Selon l'étude, pour 54 % des chefs d'établissement, la crise sanitaire a aussi « dégradé » les relations avec les parents. « Il faut renouer le lien avec les familles », plaide Georges Fotinos. Les relations des chefs d'établissement se sont aussi détériorées avec les enseignants (33 %), avec les collectivités locales (22 %) et avec leur hiérarchie.

Charge de travail

Sur ce dernier point, ils sont 40 % à en faire état, contre 28 % en 2010. « La charge de travail est toujours plus importante, avec des injonctions toujours plus nombreuses et sans aucune reconnaissance ni moyens supplémentaires », regrette une principale de collège.

« La crise a appelé des réponses rapides, elle était prescriptive », justifie le directeur académique des Yvelines, Luc Pham. « La crise Covid a bon dos ! s'emporte un chef d'établissement. Les conditions de travail se dégradent d'année en année, avec une montée en puissance inquiétante des contrôles, des enquêtes et d'un volet administratif chronophage. »

Une enquête du ministère

Le ministère a annoncé vendredi qu'il lancerait, en janvier, une enquête sur le bien-être des personnels de l'Education nationale. Elle concernera 200.000 agents en 2022 et 2023 puis sera reconduite tous les deux ans. Des « revalorisations non négligeables vont être mises en oeuvre en 2021-2022 », même si elles ne sont « pas suffisantes », tente-t-on de rassurer au ministère.

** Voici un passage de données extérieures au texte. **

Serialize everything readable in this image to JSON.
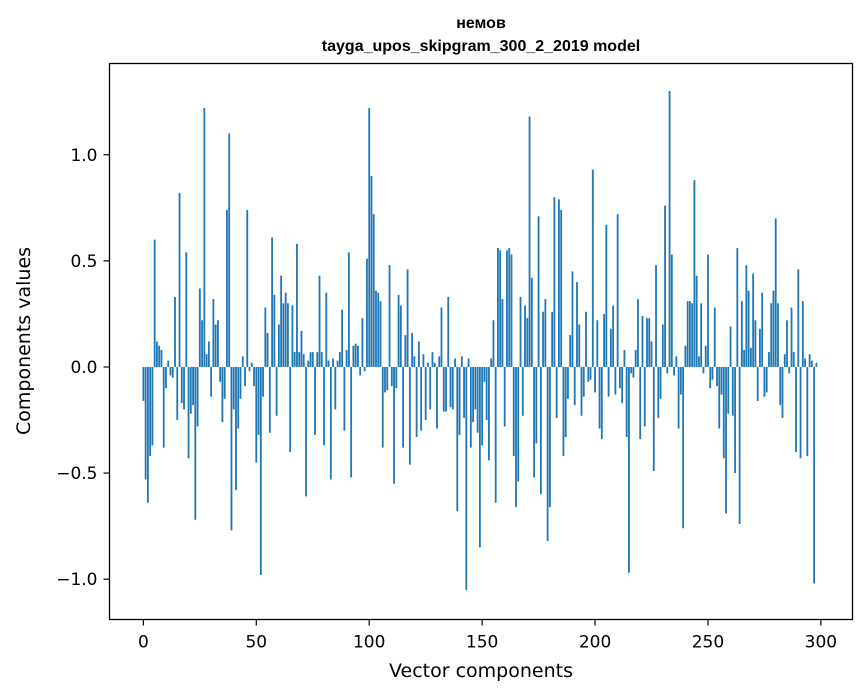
{
  "chart_data": {
    "type": "bar",
    "title_line1": "немов",
    "title_line2": "tayga_upos_skipgram_300_2_2019 model",
    "xlabel": "Vector components",
    "ylabel": "Components values",
    "xlim": [
      -15,
      314
    ],
    "ylim": [
      -1.19,
      1.43
    ],
    "x_ticks": [
      0,
      50,
      100,
      150,
      200,
      250,
      300
    ],
    "x_tick_labels": [
      "0",
      "50",
      "100",
      "150",
      "200",
      "250",
      "300"
    ],
    "y_ticks": [
      -1.0,
      -0.5,
      0.0,
      0.5,
      1.0
    ],
    "y_tick_labels": [
      "−1.0",
      "−0.5",
      "0.0",
      "0.5",
      "1.0"
    ],
    "bar_color": "#1f77b4",
    "values": [
      -0.16,
      -0.53,
      -0.64,
      -0.42,
      -0.37,
      0.6,
      0.12,
      0.1,
      0.08,
      -0.38,
      -0.1,
      0.03,
      -0.04,
      -0.05,
      0.33,
      -0.25,
      0.82,
      -0.17,
      -0.2,
      0.54,
      -0.43,
      -0.22,
      -0.18,
      -0.72,
      -0.28,
      0.37,
      0.22,
      1.22,
      0.06,
      0.12,
      -0.14,
      0.32,
      0.2,
      0.22,
      -0.07,
      -0.26,
      -0.15,
      0.74,
      1.1,
      -0.77,
      -0.2,
      -0.58,
      -0.29,
      -0.15,
      0.05,
      -0.09,
      0.74,
      -0.02,
      0.02,
      -0.09,
      -0.45,
      -0.32,
      -0.98,
      -0.14,
      0.28,
      0.16,
      -0.31,
      0.61,
      0.34,
      -0.23,
      0.2,
      0.43,
      0.3,
      0.35,
      0.3,
      -0.4,
      0.29,
      0.07,
      0.58,
      0.07,
      0.17,
      0.06,
      -0.61,
      0.03,
      0.07,
      0.07,
      -0.32,
      0.07,
      0.43,
      0.07,
      -0.37,
      0.35,
      0.03,
      -0.53,
      0.04,
      -0.2,
      0.03,
      0.07,
      0.27,
      -0.3,
      0.08,
      0.54,
      -0.52,
      0.1,
      0.11,
      0.1,
      -0.04,
      0.23,
      -0.02,
      0.51,
      1.22,
      0.9,
      0.72,
      0.36,
      0.35,
      0.31,
      -0.38,
      -0.12,
      -0.11,
      0.48,
      -0.09,
      -0.55,
      -0.1,
      0.34,
      0.29,
      -0.38,
      0.15,
      0.46,
      -0.46,
      0.16,
      0.05,
      -0.33,
      0.12,
      -0.3,
      0.06,
      -0.25,
      0.02,
      -0.2,
      0.07,
      0.02,
      -0.29,
      0.05,
      0.28,
      -0.21,
      -0.21,
      0.33,
      -0.19,
      -0.2,
      0.04,
      -0.68,
      -0.32,
      0.05,
      -0.24,
      -1.05,
      0.04,
      -0.38,
      -0.26,
      -0.2,
      -0.31,
      -0.85,
      -0.37,
      -0.07,
      -0.25,
      -0.44,
      0.04,
      0.22,
      -0.64,
      0.56,
      0.55,
      0.32,
      -0.28,
      0.55,
      0.56,
      0.53,
      -0.42,
      -0.66,
      -0.54,
      0.33,
      -0.23,
      0.29,
      0.23,
      1.18,
      0.42,
      -0.52,
      -0.36,
      0.71,
      -0.6,
      0.26,
      0.32,
      -0.82,
      -0.66,
      0.26,
      0.8,
      -0.24,
      0.79,
      0.74,
      -0.42,
      -0.33,
      -0.15,
      0.15,
      0.45,
      -0.18,
      0.4,
      0.2,
      -0.23,
      -0.14,
      0.26,
      -0.07,
      -0.06,
      0.93,
      -0.12,
      0.22,
      -0.29,
      -0.34,
      0.25,
      0.67,
      -0.14,
      0.18,
      0.29,
      -0.13,
      0.72,
      -0.1,
      -0.17,
      0.08,
      -0.33,
      -0.97,
      -0.03,
      -0.05,
      0.08,
      0.32,
      -0.34,
      0.24,
      -0.28,
      0.23,
      0.23,
      0.12,
      -0.49,
      0.48,
      -0.24,
      -0.15,
      0.2,
      0.76,
      -0.03,
      1.3,
      0.53,
      -0.04,
      0.05,
      -0.29,
      -0.13,
      -0.76,
      0.1,
      0.31,
      0.31,
      0.3,
      0.88,
      0.43,
      0.05,
      0.3,
      -0.03,
      0.1,
      0.53,
      -0.1,
      -0.06,
      0.28,
      -0.09,
      -0.29,
      -0.13,
      -0.43,
      -0.69,
      -0.22,
      0.19,
      -0.23,
      -0.5,
      0.56,
      -0.74,
      0.31,
      0.08,
      0.48,
      0.36,
      0.09,
      0.44,
      0.22,
      -0.16,
      0.18,
      0.35,
      -0.14,
      -0.12,
      0.07,
      0.3,
      0.36,
      0.7,
      0.3,
      -0.18,
      -0.24,
      0.06,
      0.22,
      -0.03,
      0.28,
      0.07,
      -0.4,
      0.46,
      -0.43,
      0.31,
      0.04,
      -0.42,
      0.06,
      0.03,
      -1.02,
      0.02
    ]
  }
}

Au-delà du volet salarial, le malaise vient de « la multiplication des injonctions, qui font que l'autonomie est bafouée », confie aux « Echos » Bruno Bobkiewicz, le secrétaire général du SNPDEN. Il évoque les multiples « référents » (sur le harcèlement, l'égalité hommes-femmes, le développement durable…) qui sont censés décharger les chefs d'établissement. « Tous les dossiers sont prioritaires et dotés d'un référent, pour lesquels on reçoit des notes injonctives mais aucun moyen financier, s'agace Bruno Bobkiewicz. On a atteint la limite du volontariat. »

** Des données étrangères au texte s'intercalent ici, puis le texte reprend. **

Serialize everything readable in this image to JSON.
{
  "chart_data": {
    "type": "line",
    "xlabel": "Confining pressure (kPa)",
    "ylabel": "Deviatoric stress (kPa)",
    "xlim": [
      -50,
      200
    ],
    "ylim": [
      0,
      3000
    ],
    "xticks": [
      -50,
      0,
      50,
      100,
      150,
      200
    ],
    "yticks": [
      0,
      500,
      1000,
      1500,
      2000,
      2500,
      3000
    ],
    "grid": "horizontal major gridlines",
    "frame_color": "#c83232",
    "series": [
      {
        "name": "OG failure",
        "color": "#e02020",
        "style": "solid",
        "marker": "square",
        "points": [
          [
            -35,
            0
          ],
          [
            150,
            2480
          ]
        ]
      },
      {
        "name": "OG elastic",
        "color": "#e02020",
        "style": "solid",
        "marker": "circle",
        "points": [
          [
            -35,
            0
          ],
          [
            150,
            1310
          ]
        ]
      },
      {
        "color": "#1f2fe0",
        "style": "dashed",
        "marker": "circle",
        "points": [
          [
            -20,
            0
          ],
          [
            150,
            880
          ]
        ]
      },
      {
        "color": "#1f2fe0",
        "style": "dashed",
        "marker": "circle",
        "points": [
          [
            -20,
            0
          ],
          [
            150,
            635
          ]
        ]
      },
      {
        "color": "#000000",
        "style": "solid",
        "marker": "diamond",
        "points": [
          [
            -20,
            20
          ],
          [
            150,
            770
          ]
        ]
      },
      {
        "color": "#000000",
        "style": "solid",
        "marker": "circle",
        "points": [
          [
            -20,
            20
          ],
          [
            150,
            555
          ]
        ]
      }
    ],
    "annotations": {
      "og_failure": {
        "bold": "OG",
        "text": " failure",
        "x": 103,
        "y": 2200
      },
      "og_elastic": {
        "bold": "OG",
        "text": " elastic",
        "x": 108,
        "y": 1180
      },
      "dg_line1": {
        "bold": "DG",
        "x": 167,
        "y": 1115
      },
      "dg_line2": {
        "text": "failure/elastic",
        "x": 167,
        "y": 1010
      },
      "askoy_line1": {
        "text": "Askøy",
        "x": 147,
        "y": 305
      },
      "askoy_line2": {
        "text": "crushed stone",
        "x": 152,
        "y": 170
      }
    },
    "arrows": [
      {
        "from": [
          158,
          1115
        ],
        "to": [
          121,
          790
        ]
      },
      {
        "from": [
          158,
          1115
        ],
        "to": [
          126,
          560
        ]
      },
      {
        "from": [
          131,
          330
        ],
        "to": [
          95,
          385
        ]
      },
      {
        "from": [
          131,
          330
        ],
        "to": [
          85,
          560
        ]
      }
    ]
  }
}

L'heure est-elle à « la rémunération au mérite » ? « La piste des indemnités et des primes est régulièrement évoquée, mais encore faut-il avoir des marges financières pour le faire, ce qui n'est pas le cas pour l'instant », complète-t-il. Au ministère, on indique que « l'autonomie est à construire avec » les chefs d'établissement, pour avoir « des équipes de direction étayées », sans plus de précisions.